The sculptures, rendered detritus, bear witness to the toppling of the Soviet Union, as experienced by the Georgian-born artist prior to her arrival in Australia in 1996.
The discursive narratives also include a carefully crafted dedication to his Hokkien ancestry by Sumatran-born, Sydney-based, artist Jayanto Tan. The offerings are meticulously fashioned in ceramic. In his shrine-like rendition of a feast, Indonesian cuisine, like sambal telur, is juxtaposed with fare with which Australian audiences may be more familiar, like fairy bread and pretzels. Potluck Party Pai Ti Kong pays homage to the victims of the Riot of May 1998, during which Chinese-Indonesians were targeted.
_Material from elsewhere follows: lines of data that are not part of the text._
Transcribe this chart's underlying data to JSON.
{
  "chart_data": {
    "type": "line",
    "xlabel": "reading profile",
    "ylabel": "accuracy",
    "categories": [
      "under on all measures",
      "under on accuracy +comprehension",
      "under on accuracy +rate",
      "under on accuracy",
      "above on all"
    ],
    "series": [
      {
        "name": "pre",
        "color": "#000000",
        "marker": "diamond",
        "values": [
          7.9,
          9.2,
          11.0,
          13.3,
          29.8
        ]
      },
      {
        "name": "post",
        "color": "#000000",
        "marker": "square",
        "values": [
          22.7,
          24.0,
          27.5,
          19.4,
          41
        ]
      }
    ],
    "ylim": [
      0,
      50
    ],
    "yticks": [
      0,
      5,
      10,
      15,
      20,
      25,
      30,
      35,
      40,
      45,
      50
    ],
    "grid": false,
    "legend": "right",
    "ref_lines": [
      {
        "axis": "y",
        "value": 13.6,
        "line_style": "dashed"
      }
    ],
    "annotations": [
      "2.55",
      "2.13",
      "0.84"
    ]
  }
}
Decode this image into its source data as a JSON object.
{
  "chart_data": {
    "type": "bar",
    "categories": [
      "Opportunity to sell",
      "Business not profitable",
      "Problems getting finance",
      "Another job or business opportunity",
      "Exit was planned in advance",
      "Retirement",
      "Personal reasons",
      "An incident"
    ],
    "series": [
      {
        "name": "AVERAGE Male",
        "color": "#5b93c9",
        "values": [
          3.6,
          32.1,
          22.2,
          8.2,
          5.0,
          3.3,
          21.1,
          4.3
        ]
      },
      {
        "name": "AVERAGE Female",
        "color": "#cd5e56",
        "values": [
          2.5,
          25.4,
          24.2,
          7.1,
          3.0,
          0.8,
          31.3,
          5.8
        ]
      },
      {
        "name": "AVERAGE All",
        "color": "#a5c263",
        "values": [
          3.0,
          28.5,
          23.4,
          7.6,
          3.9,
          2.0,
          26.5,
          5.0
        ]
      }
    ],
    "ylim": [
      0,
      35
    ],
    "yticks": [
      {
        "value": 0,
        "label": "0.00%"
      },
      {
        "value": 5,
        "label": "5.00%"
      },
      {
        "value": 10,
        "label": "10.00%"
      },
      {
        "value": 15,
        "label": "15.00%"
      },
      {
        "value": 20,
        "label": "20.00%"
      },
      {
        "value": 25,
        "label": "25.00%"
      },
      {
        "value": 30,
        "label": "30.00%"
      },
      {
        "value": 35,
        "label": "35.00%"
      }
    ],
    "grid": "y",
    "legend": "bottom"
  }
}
Another contributor with South-East Asian heritage is Tiyan Baker. The Australian-born artist is diaspora of the Bidayuh, a minority indigenous to Sarawak that is under the administration of the Malaysian government. Her extended family farm durian, a fruit which is often maligned in Western media. Dihan Bitugung da Pasar proliferates a belief that the incorrect consumption of durian can ’cause sickness or death.’ Amongst embalmed husks, Baker has placed translucent cast resin renditions. These delicate forms serve to emphasise the significance of the fruit to the Bidayuh as symbols of ‘wealth, nourishment and continuity.’
The Indigenous Australian representation includes Kait James of the Wadawurrung, Christopher Bassi of the Meriam and Yupungathi, Kyra Mancktelow of the Quandamooka, and Ivy Minniecon, descendant of the Kuku Yalanji, Kabi Kabi, Gureng Gureng and South Sea Islander Nations. Employing a range of media from punch needling to mono-printing, James and Mancktelow investigate how their Indigeneity has been ‘frame[d] and degrade[d]’ from colonial times to the present.
In part, this exhibition is a deliberation on diversity, expressed through the ethnographic framing of the pre-selection panel. However, the artists themselves were not beholden to their cultural heritage despite some choosing to engage in the traditional craft practices of their people. All in all, this Churchie is a powerful, thought-provoking, investigation into emergent dialogues and identities within the Australian cultural landscape.
The Churchie Emerging Art Prize 2021 is open at the Institute of Modern Art in Brisbane until 18 December 2021.